De la place du Panthéon, la tête de procession tourne déjà sur le Boul’mich, tous costumés. Près d’un véritable agent de police à la matraque blanche fourrée sous sa pèlerine, se pavane un brillant « majordome » à bicorne armé d’une imposante massue blanche, suivi d’un « prélat » éructant des blasphèmes avec un livre de messe à la main (un volumineux Bottin).

Sur des coussins de satin pourpre reposent les « distinctions » du défunt : des parties obscènes d’homme et de femme taillées dans des carottes et des betteraves. Derrière le « cercueil », dans un style non moins ludique, parade le cheval de bataille de feu le grand homme : un dada en jouet quelconque tiré par une grosse corde de marine goudronnée.

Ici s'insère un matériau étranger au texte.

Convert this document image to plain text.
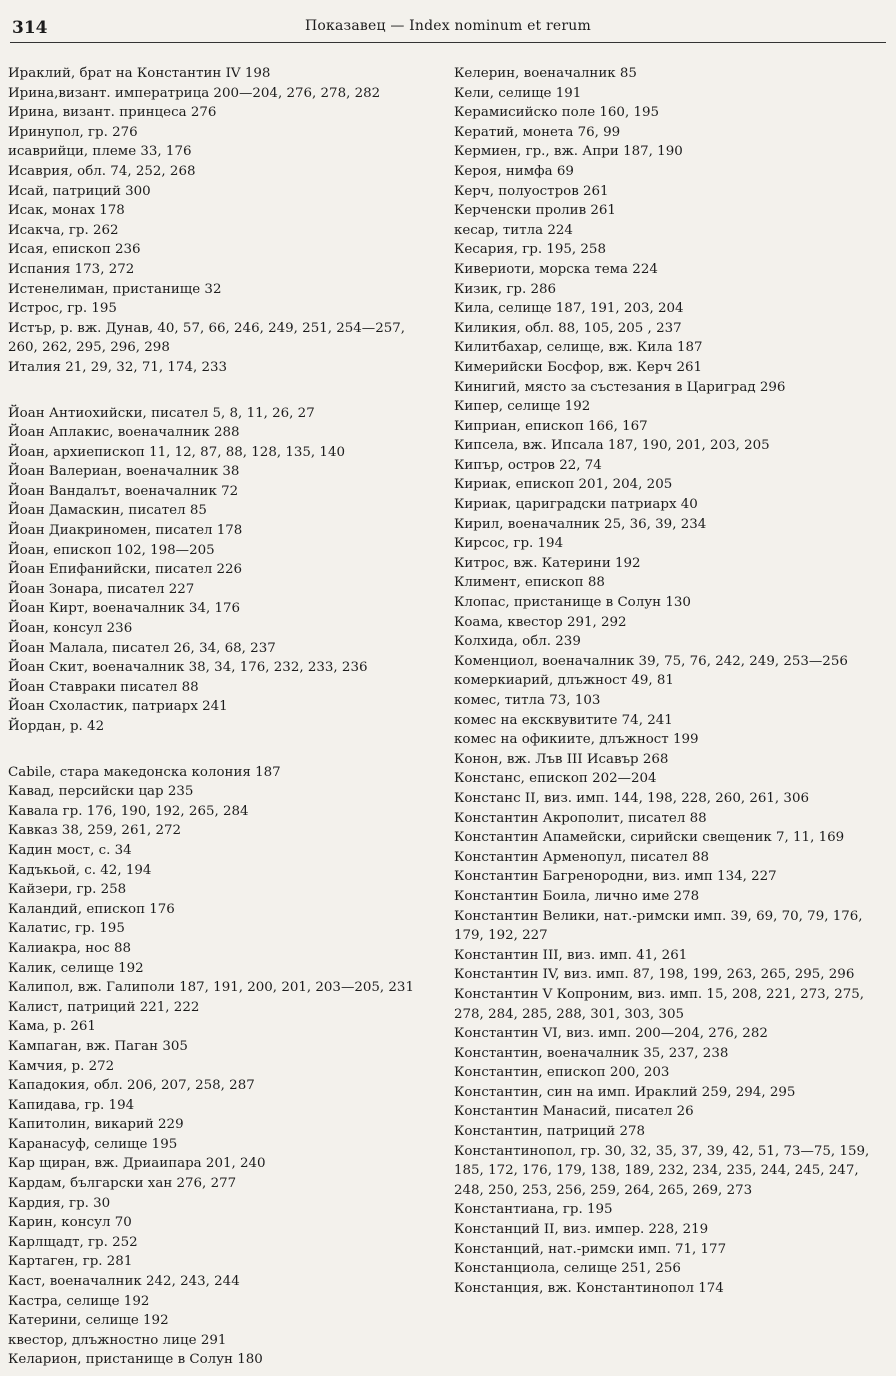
314	Показавец — Index nominum et rerum
Ираклий, брат на Константин IV 198
Ирина,визант. императрица 200—204, 276, 278, 282
Ирина, визант. принцеса 276
Иринупол, гр. 276
исаврийци, племе 33, 176
Исаврия, обл. 74, 252, 268
Исай, патриций 300
Исак, монах 178
Исакча, гр. 262
Исая, епископ 236
Испания 173, 272
Истенелиман, пристанище 32
Истрос, гр. 195
Истър, р. вж. Дунав, 40, 57, 66, 246, 249, 251, 254—257, 260, 262, 295, 296, 298
Италия 21, 29, 32, 71, 174, 233
Йоан Антиохийски, писател 5, 8, 11, 26, 27
Йоан Аплакис, военачалник 288
Йоан, архиепископ 11, 12, 87, 88, 128, 135, 140
Йоан Валериан, военачалник 38
Йоан Вандалът, военачалник 72
Йоан Дамаскин, писател 85
Йоан Диакриномен, писател 178
Йоан, епископ 102, 198—205
Йоан Епифанийски, писател 226
Йоан Зонара, писател 227
Йоан Кирт, военачалник 34, 176
Йоан, консул 236
Йоан Малала, писател 26, 34, 68, 237
Йоан Скит, военачалник 38, 34, 176, 232, 233, 236
Йоан Ставраки писател 88
Йоан Схоластик, патриарх 241
Йордан, р. 42
Cabile, стара македонска колония 187
Кавад, персийски цар 235
Кавала гр. 176, 190, 192, 265, 284
Кавказ 38, 259, 261, 272
Кадин мост, с. 34
Кадъкьой, с. 42, 194
Кайзери, гр. 258
Каландий, епископ 176
Калатис, гр. 195
Калиакра, нос 88
Калик, селище 192
Калипол, вж. Галиполи 187, 191, 200, 201, 203—205, 231
Калист, патриций 221, 222
Кама, р. 261
Кампаган, вж. Паган 305
Камчия, р. 272
Кападокия, обл. 206, 207, 258, 287
Капидава, гр. 194
Капитолин, викарий 229
Каранасуф, селище 195
Кар щиран, вж. Дриаипара 201, 240
Кардам, български хан 276, 277
Кардия, гр. 30
Карин, консул 70
Карлщадт, гр. 252
Картаген, гр. 281
Каст, военачалник 242, 243, 244
Кастра, селище 192
Катерини, селище 192
квестор, длъжностно лице 291
Келарион, пристанище в Солун 180
Келерин, военачалник 85
Кели, селище 191
Керамисийско поле 160, 195
Кератий, монета 76, 99
Кермиен, гр., вж. Апри 187, 190
Кероя, нимфа 69
Керч, полуостров 261
Керченски пролив 261
кесар, титла 224
Кесария, гр. 195, 258
Кивериоти, морска тема 224
Кизик, гр. 286
Кила, селище 187, 191, 203, 204
Киликия, обл. 88, 105, 205 , 237
Килитбахар, селище, вж. Кила 187
Кимерийски Босфор, вж. Керч 261
Кинигий, място за състезания в Цариград 296
Кипер, селище 192
Киприан, епископ 166, 167
Кипсела, вж. Ипсала 187, 190, 201, 203, 205
Кипър, остров 22, 74
Кириак, епископ 201, 204, 205
Кириак, цариградски патриарх 40
Кирил, военачалник 25, 36, 39, 234
Кирсос, гр. 194
Китрос, вж. Катерини 192
Климент, епископ 88
Клопас, пристанище в Солун 130
Коама, квестор 291, 292
Колхида, обл. 239
Коменциол, военачалник 39, 75, 76, 242, 249, 253—256
комеркиарий, длъжност 49, 81
комес, титла 73, 103
комес на ексквувитите 74, 241
комес на офикиите, длъжност 199
Конон, вж. Лъв III Исавър 268
Констанс, епископ 202—204
Констанс II, виз. имп. 144, 198, 228, 260, 261, 306
Константин Акрополит, писател 88
Константин Апамейски, сирийски свещеник 7, 11, 169
Константин Арменопул, писател 88
Константин Багренородни, виз. имп 134, 227
Константин Боила, лично име 278
Константин Велики, нат.-римски имп. 39, 69, 70, 79, 176, 179, 192, 227
Константин III, виз. имп. 41, 261
Константин IV, виз. имп. 87, 198, 199, 263, 265, 295, 296
Константин V Копроним, виз. имп. 15, 208, 221, 273, 275, 278, 284, 285, 288, 301, 303, 305
Константин VI, виз. имп. 200—204, 276, 282
Константин, военачалник 35, 237, 238
Константин, епископ 200, 203
Константин, син на имп. Ираклий 259, 294, 295
Константин Манасий, писател 26
Константин, патриций 278
Константинопол, гр. 30, 32, 35, 37, 39, 42, 51, 73—75, 159, 185, 172, 176, 179, 138, 189, 232, 234, 235, 244, 245, 247, 248, 250, 253, 256, 259, 264, 265, 269, 273
Константиана, гр. 195
Констанций II, виз. импер. 228, 219
Констанций, нат.-римски имп. 71, 177
Констанциола, селище 251, 256
Констанция, вж. Константинопол 174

Et bonjour le chahut, danse excentrique et facétieuse. Celle-ci est jouée par des « pleureuses », filles de maisons de passe qui se produisent plutôt dévêtues que vêtues. On a loué leurs services pour les besoins de la procession et elles y mettent du leur, singeant leurs collègues d’antan, prêtresses de l’amour du haut Moyen Âge.

Sur les pas des musiciens, accoutrés de n’importe quoi et jouant avec ferveur, plastronne une foule d’étudiants tapageurs.

…On dirait que Jacqueline n’est pas en cours aujourd’hui…

Pas la peine de suivre la procession par le Boul’mich jusqu’aux quais de Seine en passant le Dupont, le café des étudiants. En passant aussi les bruyantes et chantantes ruelles des quartiers de la pauvreté, baignées des odeurs du jour. Où la nuit, à tous les coins, presque à toutes les portes, les hommes sont hélés par des dames à corsages chatoyants, à jupes moulantes fendues sur le côté, tapant de leurs hauts talons.

— Tu montes, mon coco ?2

Pas la peine, donc, de suivre la procession jusqu’à la Seine où finira le carnavalesque enterrement. C’est l’affaire des étudiants en droit.

Mais le spectacle vaut le coup d’œil.

…Décidément, aujourd’hui Jacqueline ne viendra pas…

Surtout si tu viens d’arriver à Paris. Et qu’à peine débarqué tu es déjà de la fête. Venu du bout du monde, du Grand Nord. De cette Lettonie-« Sermonie » (eh oui, du côté du pôle Nord !) qui te semble maintenant étrangère et hostile après toutes ces années d’études à Toulouse. Après le récent putsch fasciste3. Surtout qu’en un an de service militaire passé dans cette Lettonie-« Sermonie », tu as oublié qu’on pouvait faire les fous tous ensemble, comme ça, dans l’insouciance, et chercher à se faire remarquer en bouchant impunément la chaussée…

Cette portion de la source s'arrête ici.